Unemployment is up, and will accelerate once the government’s Job Retention Scheme ends. While we saw queues at Primark this week, the truth is our towns and our city centres are about to fall apart. The tides are battering the bottom of the cliffs. Our education system is close to breaking too, because while teachers have tried their best, coronavirus has exposed the underlying inequalities of a system that needs families to provide textbooks, laptops, and a quiet study space. And while the government, like Jim Hacker at his Churchillian worst, say they’ve strained every sinew to save the NHS, the truth is, after years of underinvestment, it is close to collapse. A brutal Brexit would be hard in good times: but when we are, as a nation, already down it is going to have huge consequences.

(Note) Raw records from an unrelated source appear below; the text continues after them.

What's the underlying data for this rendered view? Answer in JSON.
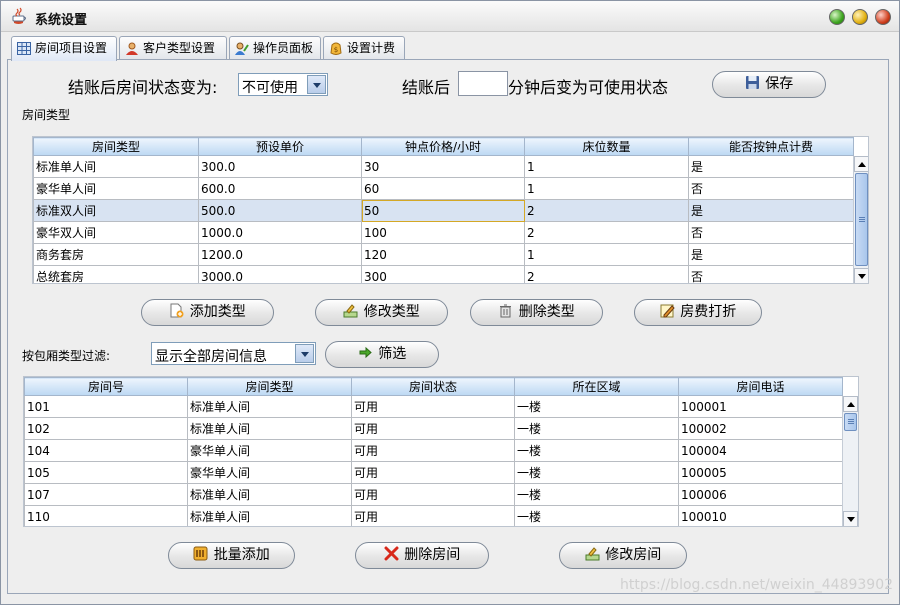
{
  "window": {
    "title": "系统设置"
  },
  "tabs": [
    {
      "label": "房间项目设置",
      "icon": "grid-icon"
    },
    {
      "label": "客户类型设置",
      "icon": "user-icon"
    },
    {
      "label": "操作员面板",
      "icon": "operator-icon"
    },
    {
      "label": "设置计费",
      "icon": "billing-icon"
    }
  ],
  "checkout": {
    "status_label": "结账后房间状态变为:",
    "status_value": "不可使用",
    "minutes_prefix": "结账后",
    "minutes_value": "",
    "minutes_suffix": "分钟后变为可使用状态",
    "save_label": "保存"
  },
  "room_types": {
    "section_label": "房间类型",
    "headers": [
      "房间类型",
      "预设单价",
      "钟点价格/小时",
      "床位数量",
      "能否按钟点计费"
    ],
    "rows": [
      [
        "标准单人间",
        "300.0",
        "30",
        "1",
        "是"
      ],
      [
        "豪华单人间",
        "600.0",
        "60",
        "1",
        "否"
      ],
      [
        "标准双人间",
        "500.0",
        "50",
        "2",
        "是"
      ],
      [
        "豪华双人间",
        "1000.0",
        "100",
        "2",
        "否"
      ],
      [
        "商务套房",
        "1200.0",
        "120",
        "1",
        "是"
      ],
      [
        "总统套房",
        "3000.0",
        "300",
        "2",
        "否"
      ]
    ],
    "buttons": {
      "add": "添加类型",
      "edit": "修改类型",
      "delete": "删除类型",
      "discount": "房费打折"
    }
  },
  "filter": {
    "label": "按包厢类型过滤:",
    "value": "显示全部房间信息",
    "button": "筛选"
  },
  "rooms": {
    "headers": [
      "房间号",
      "房间类型",
      "房间状态",
      "所在区域",
      "房间电话"
    ],
    "rows": [
      [
        "101",
        "标准单人间",
        "可用",
        "一楼",
        "100001"
      ],
      [
        "102",
        "标准单人间",
        "可用",
        "一楼",
        "100002"
      ],
      [
        "104",
        "豪华单人间",
        "可用",
        "一楼",
        "100004"
      ],
      [
        "105",
        "豪华单人间",
        "可用",
        "一楼",
        "100005"
      ],
      [
        "107",
        "标准单人间",
        "可用",
        "一楼",
        "100006"
      ],
      [
        "110",
        "标准单人间",
        "可用",
        "一楼",
        "100010"
      ]
    ],
    "buttons": {
      "batch_add": "批量添加",
      "delete": "删除房间",
      "edit": "修改房间"
    }
  },
  "watermark": "https://blog.csdn.net/weixin_44893902"
}
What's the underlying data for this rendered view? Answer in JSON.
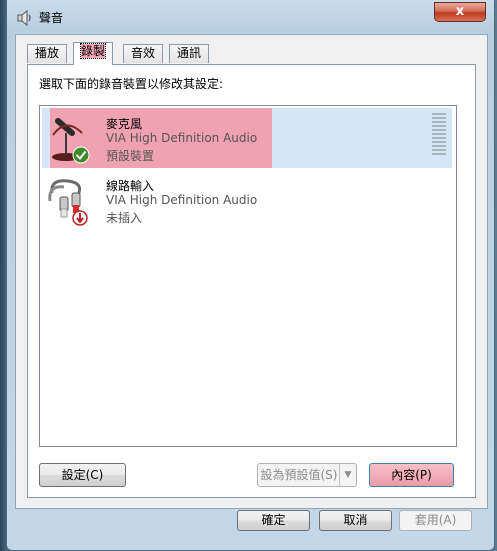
{
  "window": {
    "title": "聲音",
    "close_glyph": "x"
  },
  "tabs": [
    {
      "label": "播放"
    },
    {
      "label": "錄製"
    },
    {
      "label": "音效"
    },
    {
      "label": "通訊"
    }
  ],
  "instruction": "選取下面的錄音裝置以修改其設定:",
  "devices": [
    {
      "name": "麥克風",
      "driver": "VIA High Definition Audio",
      "status": "預設裝置",
      "icon": "microphone-icon",
      "badge": "default-check-icon"
    },
    {
      "name": "線路輸入",
      "driver": "VIA High Definition Audio",
      "status": "未插入",
      "icon": "line-in-cable-icon",
      "badge": "unplugged-icon"
    }
  ],
  "buttons": {
    "configure": "設定(C)",
    "set_default": "設為預設值(S)",
    "properties": "內容(P)",
    "ok": "確定",
    "cancel": "取消",
    "apply": "套用(A)"
  },
  "colors": {
    "selection_highlight": "#f1a2b2",
    "close_button": "#c0391f"
  }
}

And somewhere in this, we have to find a way for an organisation like Talking Birds to work. We are agile so can respond to shifting circumstances, and in good financial health: in fact, we have been able to help others during the crisis. But theatres will close, museums will shut, and galleries won’t reopen. Around three in ten of the artists, performers and small artist-led organisations that went to Arts Council England asking for help were declined.
During lockdown, people have consumed more culture than ever before. It’s often said that people don’t like ‘the arts’, but it’s the arts that writes the narrative, designs the characters and creates the settings in computer games. It’s the arts that writes the scripts and creates the characters and designs the sets for television. The arts is the music that is downloaded, the books that are read, the films watched, the dances on TikTok and the Instagram poetry.
And all that has a huge impact on the UK’s economy. The arts generate £306 million every day. They’re a bigger economic sector than the car industry, aerospace, gas, and oil – combined. The arts is jobs, is our power in the world, is our national character. Even in shifting times, the arts provide not just employment and enjoyment, but meaning. They help us explore and understand the world. The give us different perspectives, new ways of seeing. They teach empathy and kindness.
Talking Birds has been part of Coventry for nearly 30 years. As a company, it knows and loves and understands this place. With the number of the dead too big to understand, with coronavirus still spreading while other countries have halted it, with the worst recession since the 1930s ahead, and when nothing is stable, we’re going to need the arts more than ever, and Talking Birds is here for Coventry.